Hospital department data varies, and some data cannot be found in the raw data. Yidu Cloud’s disease database can leverage comprehensive medical logic to perform in-depth calculations on diagnostic and treatment data sourced from different hospital production systems, thereby deriving data not explicitly present in the raw records. The following is an example of pathological staging.
Standard Dataset for Gastric Cancer Disease Models Is Under Continuous Upgrade
Version 1.0 of the Gastric Cancer Disease Database references mainstream domestic and international oncology guidelines and standards, including but not limited to:
★ AJCC TNM Staging
★ WHO Pathological Classification
★ LOINC (Logical Observation Identifiers Names and Codes)
★ Common Terminology Criteria for Adverse Events (CTCAE)
★ INN International Nonproprietary Names
★ Nomenclature in the guidelines / Expert consensus adopted where no standard exists
The value range standards for many fields in the surgical treatment and pathology sections also refer to:
★5th Edition of the Japanese Gastric Cancer Treatment Guidelines
(Japanese Gastric Cancer Treatment Guidelines) (Adopted)
★Japanese Gastric Cancer Treatment Guidelines, 15th Edition
(Japanese Classification of Gastric Carcinoma);
Currently, the standard dataset for gastric cancer disease models has been upgraded to version 2.0. Building upon the original model, Yidu Cloud has implemented comprehensive enhancements, including in-depth processing of fields with complex logic, incorporation of a broader range of reference standards, and improved completeness of data standard value domains. For instance, fields related to examination and treatment now incorporate references from the latest CSCO Guidelines for Diagnosis and Treatment of Gastric Cancer (2018, 1st Edition).

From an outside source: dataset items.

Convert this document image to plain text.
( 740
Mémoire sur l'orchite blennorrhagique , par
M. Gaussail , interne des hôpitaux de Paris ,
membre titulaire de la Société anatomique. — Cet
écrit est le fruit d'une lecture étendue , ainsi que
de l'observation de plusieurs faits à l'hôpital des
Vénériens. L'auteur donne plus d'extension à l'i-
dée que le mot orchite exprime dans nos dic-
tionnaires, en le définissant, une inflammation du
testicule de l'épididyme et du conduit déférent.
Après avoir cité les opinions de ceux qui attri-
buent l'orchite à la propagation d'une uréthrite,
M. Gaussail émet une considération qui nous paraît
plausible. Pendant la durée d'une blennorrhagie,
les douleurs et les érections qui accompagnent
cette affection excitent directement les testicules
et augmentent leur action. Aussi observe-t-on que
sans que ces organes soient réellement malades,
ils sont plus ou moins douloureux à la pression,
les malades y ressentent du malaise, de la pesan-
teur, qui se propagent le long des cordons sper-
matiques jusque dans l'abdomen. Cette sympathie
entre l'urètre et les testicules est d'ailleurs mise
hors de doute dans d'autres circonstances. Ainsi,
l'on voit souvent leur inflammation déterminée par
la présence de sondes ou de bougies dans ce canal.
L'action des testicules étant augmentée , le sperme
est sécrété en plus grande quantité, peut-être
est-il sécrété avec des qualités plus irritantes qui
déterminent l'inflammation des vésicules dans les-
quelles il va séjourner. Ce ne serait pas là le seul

To date, Yidu Cloud has collaborated closely with leading experts in China to co-develop standardized datasets for disease models covering more than 40 conditions. These span multiple therapeutic areas, including gastrointestinal cancers, respiratory cancers, gynecological cancers, urological cancers, head and neck cancers, hematologic disorders, and cardiovascular diseases, with ongoing expansion and upgrades. In the field of gastric cancer, in addition to its partnership with Peking University Cancer Hospital, Yidu Cloud has established collaborations with top experts at institutions such as the First Affiliated Hospital of China Medical University and Nanjing Drum Tower Hospital. Through continuous accumulation of expertise and resources, Yidu Cloud aims to foster further collaborations with more experts on gastric cancer data platforms from a technical support perspective, thereby contributing to the development of big data infrastructure, related research, and standardized diagnosis and treatment protocols for gastric cancer in China.

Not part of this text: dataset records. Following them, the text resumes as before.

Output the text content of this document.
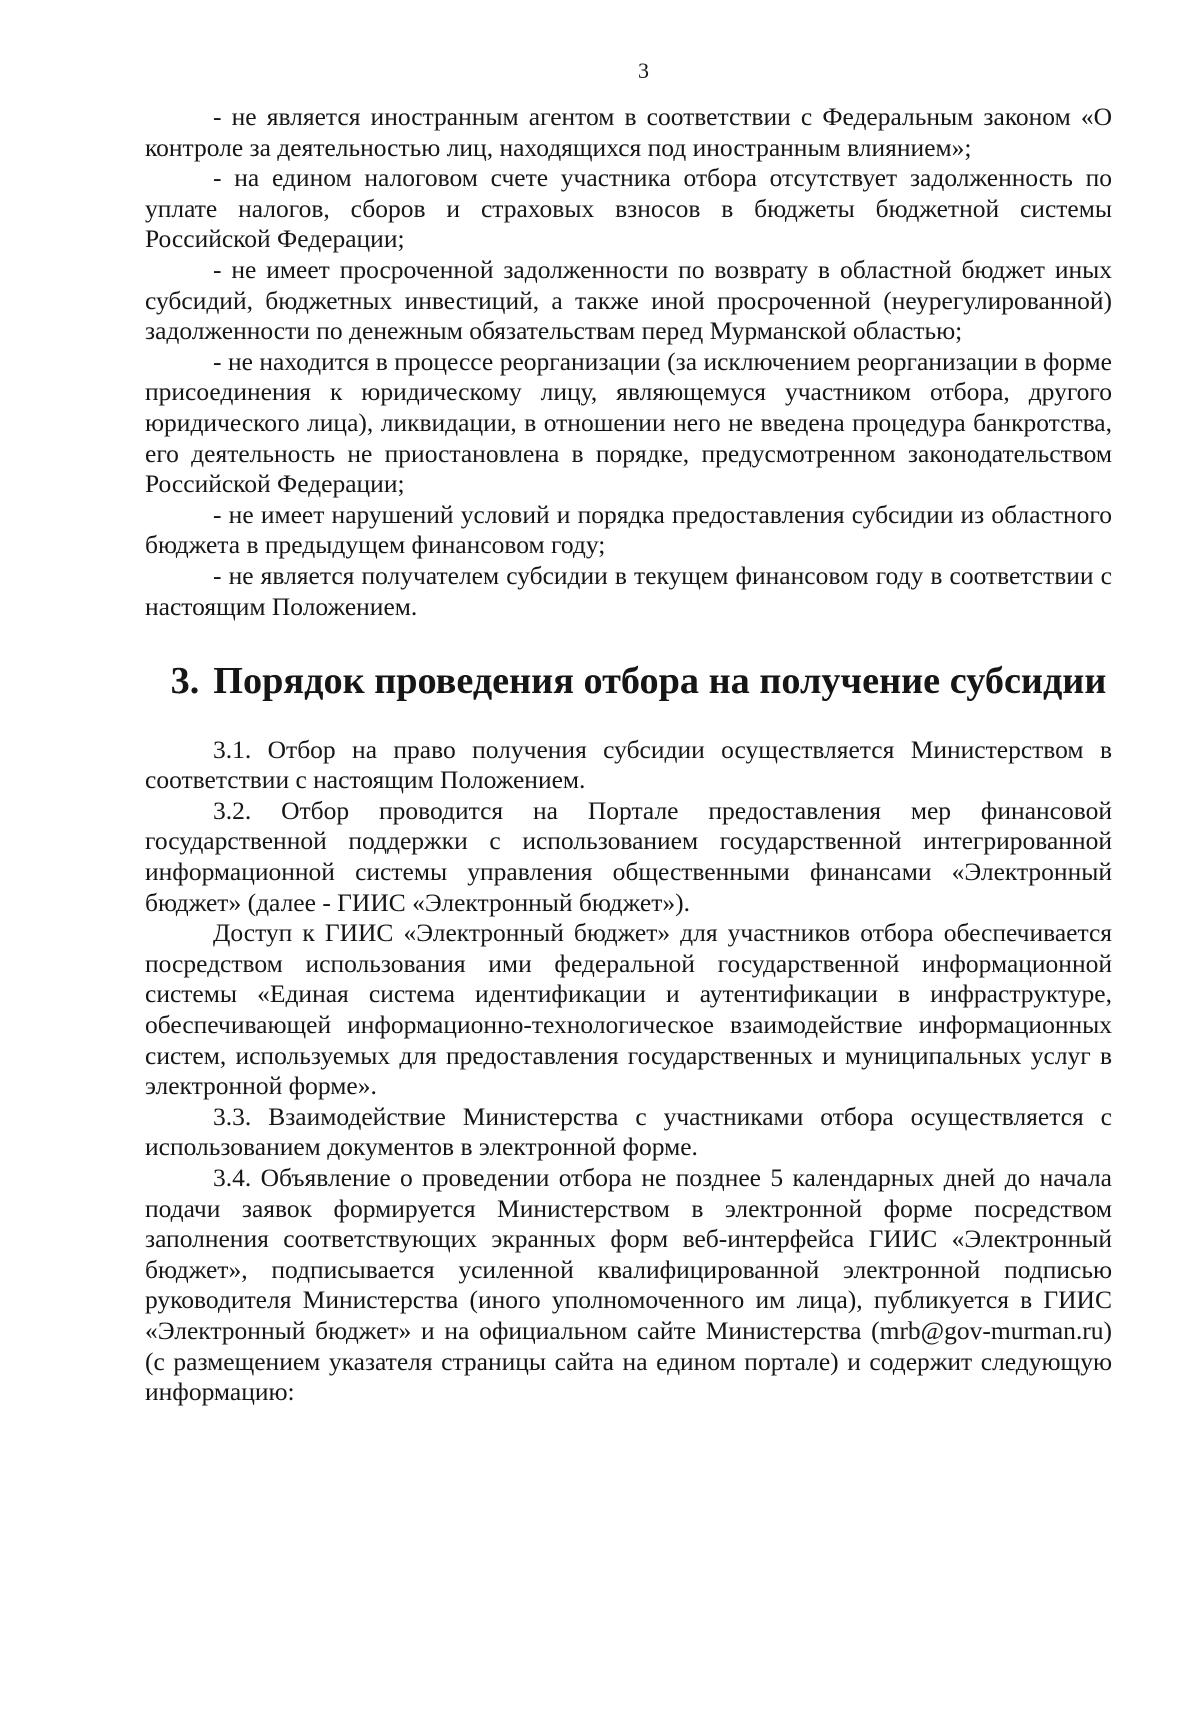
3

- не является иностранным агентом в соответствии с Федеральным законом «О контроле за деятельностью лиц, находящихся под иностранным влиянием»;

- на едином налоговом счете участника отбора отсутствует задолженность по уплате налогов, сборов и страховых взносов в бюджеты бюджетной системы Российской Федерации;

- не имеет просроченной задолженности по возврату в областной бюджет иных субсидий, бюджетных инвестиций, а также иной просроченной (неурегулированной) задолженности по денежным обязательствам перед Мурманской областью;

- не находится в процессе реорганизации (за исключением реорганизации в форме присоединения к юридическому лицу, являющемуся участником отбора, другого юридического лица), ликвидации, в отношении него не введена процедура банкротства, его деятельность не приостановлена в порядке, предусмотренном законодательством Российской Федерации;

- не имеет нарушений условий и порядка предоставления субсидии из областного бюджета в предыдущем финансовом году;

- не является получателем субсидии в текущем финансовом году в соответствии с настоящим Положением.

3. Порядок проведения отбора на получение субсидии

3.1. Отбор на право получения субсидии осуществляется Министерством в соответствии с настоящим Положением.

3.2. Отбор проводится на Портале предоставления мер финансовой государственной поддержки с использованием государственной интегрированной информационной системы управления общественными финансами «Электронный бюджет» (далее - ГИИС «Электронный бюджет»).

Доступ к ГИИС «Электронный бюджет» для участников отбора обеспечивается посредством использования ими федеральной государственной информационной системы «Единая система идентификации и аутентификации в инфраструктуре, обеспечивающей информационно-технологическое взаимодействие информационных систем, используемых для предоставления государственных и муниципальных услуг в электронной форме».

3.3. Взаимодействие Министерства с участниками отбора осуществляется с использованием документов в электронной форме.

3.4. Объявление о проведении отбора не позднее 5 календарных дней до начала подачи заявок формируется Министерством в электронной форме посредством заполнения соответствующих экранных форм веб-интерфейса ГИИС «Электронный бюджет», подписывается усиленной квалифицированной электронной подписью руководителя Министерства (иного уполномоченного им лица), публикуется в ГИИС «Электронный бюджет» и на официальном сайте Министерства (mrb@gov-murman.ru) (с размещением указателя страницы сайта на едином портале) и содержит следующую информацию:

According to industry experts, driven by national policies, the integrated application of data on resident health and social security will facilitate easier access to health information covering the entire life cycle of residents. By sharing data with existing hospital databases and building a big data platform tailored to China’s national conditions, it is possible to gradually establish large-scale disease databases with international influence. In the future, healthcare institutions are expected to leverage Yidu Cloud’s disease database to create a new ecosystem for health big data applications.